Why ARPA-E Needs to Grow Up

ARPA-E director Ellen Willams gives her opening remarks Monday at the ARPA-E Innovation Summit. (Credit: ARPA-E) Click to Enlarge.
It’s hard not to get caught up in the optimism on the exhibition hall at the ARPA-E Innovation Summit, which is taking place this week in the D.C. area.  Nearly every booth features a promising—indeed, potentially revolutionary—energy technology concept or prototype.

But it’s also hard to ignore the fact that very few of the projects the Department of Energy’s six-year-old agency has funded have made a commercial impact.  And with venture funding for energy startups in short supply, it’s worth asking: should the government do more to help commercialize transformative energy technologies?

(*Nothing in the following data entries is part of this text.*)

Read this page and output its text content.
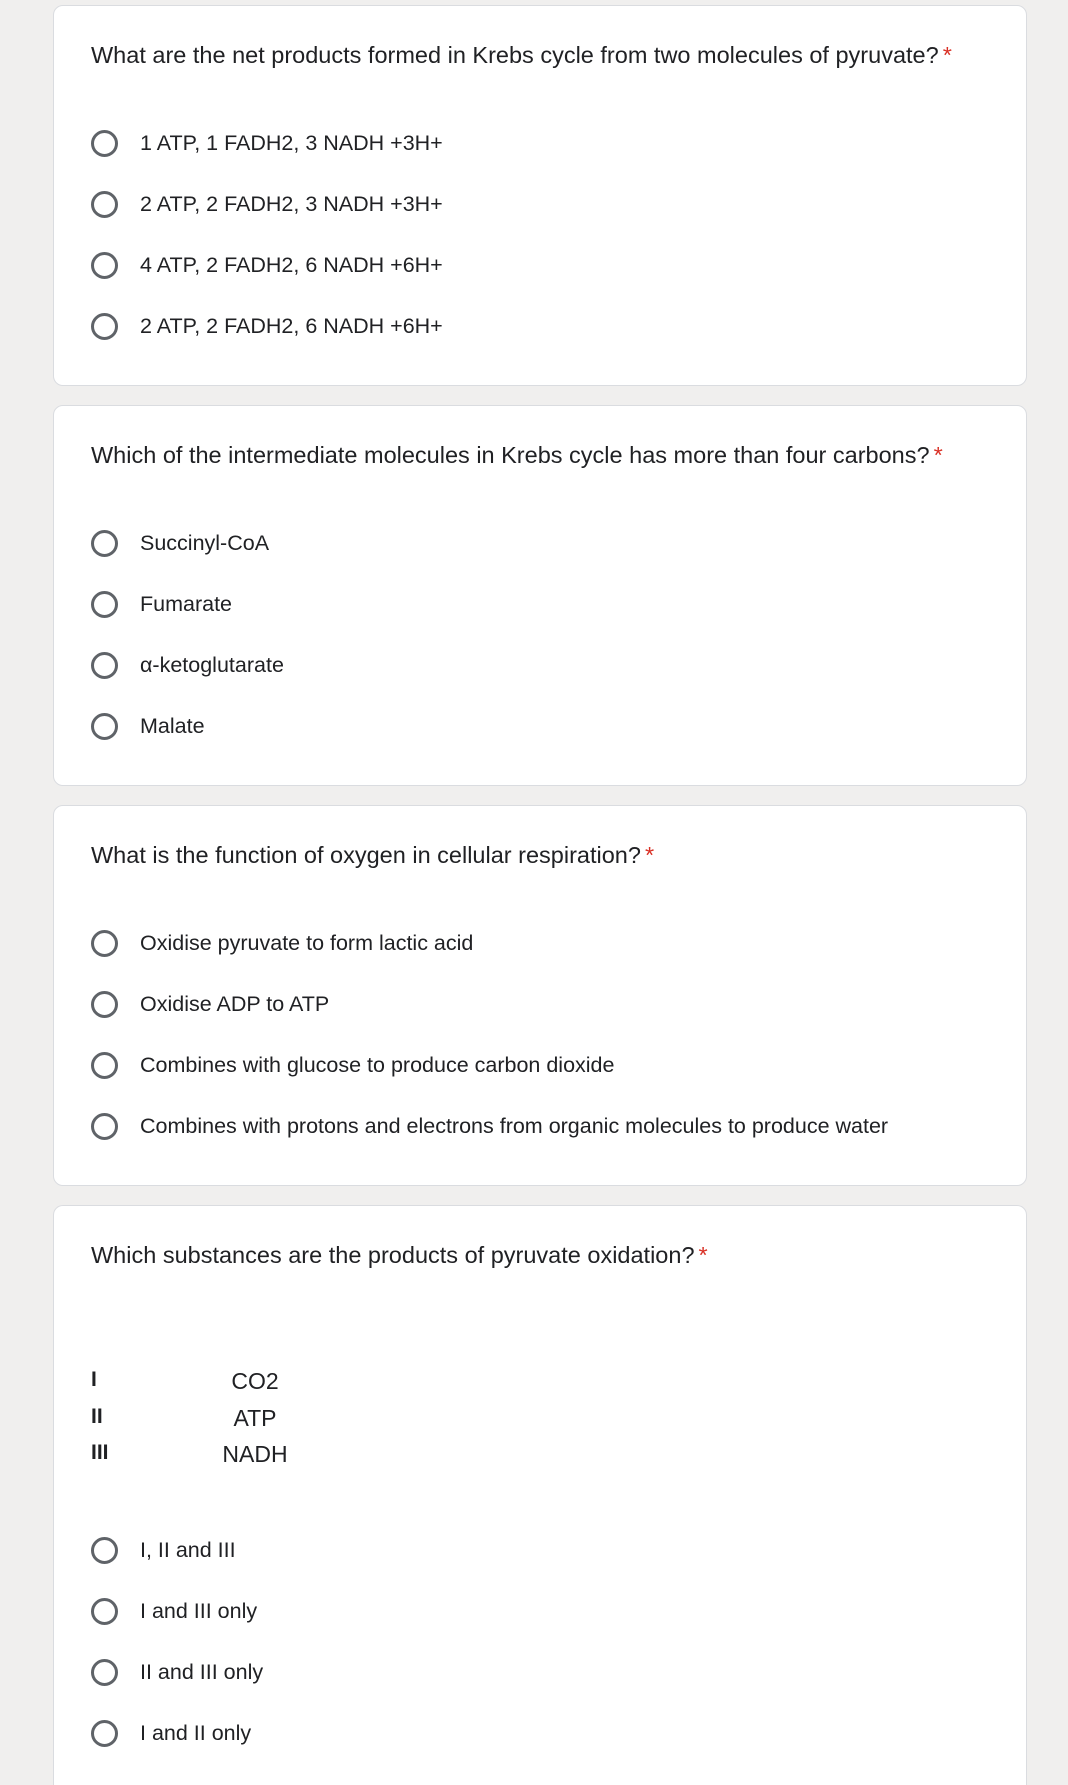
What are the net products formed in Krebs cycle from two molecules of pyruvate? *
1 ATP, 1 FADH2, 3 NADH +3H+
2 ATP, 2 FADH2, 3 NADH +3H+
4 ATP, 2 FADH2, 6 NADH +6H+
2 ATP, 2 FADH2, 6 NADH +6H+
Which of the intermediate molecules in Krebs cycle has more than four carbons? *
Succinyl-CoA
Fumarate
α-ketoglutarate
Malate
What is the function of oxygen in cellular respiration? *
Oxidise pyruvate to form lactic acid
Oxidise ADP to ATP
Combines with glucose to produce carbon dioxide
Combines with protons and electrons from organic molecules to produce water
Which substances are the products of pyruvate oxidation? *
I	CO2
II	ATP
III	NADH
I, II and III
I and III only
II and III only
I and II only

President Obama clearly thinks the answer is yes.  His latest budget request for the Department of Energy includes a 21 percent increase for 2017 in clean-energy R&D funding.  That includes a 20 percent increase in funding for ARPA-E, which is charged with identifying and investing in promising early-stage technologies.  Obama also proposed a so-called “ARPA-E Trust” for developing “larger-scale investment-ready outcomes,” which would begin with $150 million in funding in fiscal 2017 and provide $1.85 billion over five years to ARPA-E.

It’s not clear yet how exactly the additional money would be used if the president’s budget requests are approved.  But the new proposals reflect Obama’s commitment to the recently launched Mission Innovation, a 20-nation effort to “reinvigorate and accelerate global clean energy innovation,” which the group says is not occurring quickly enough.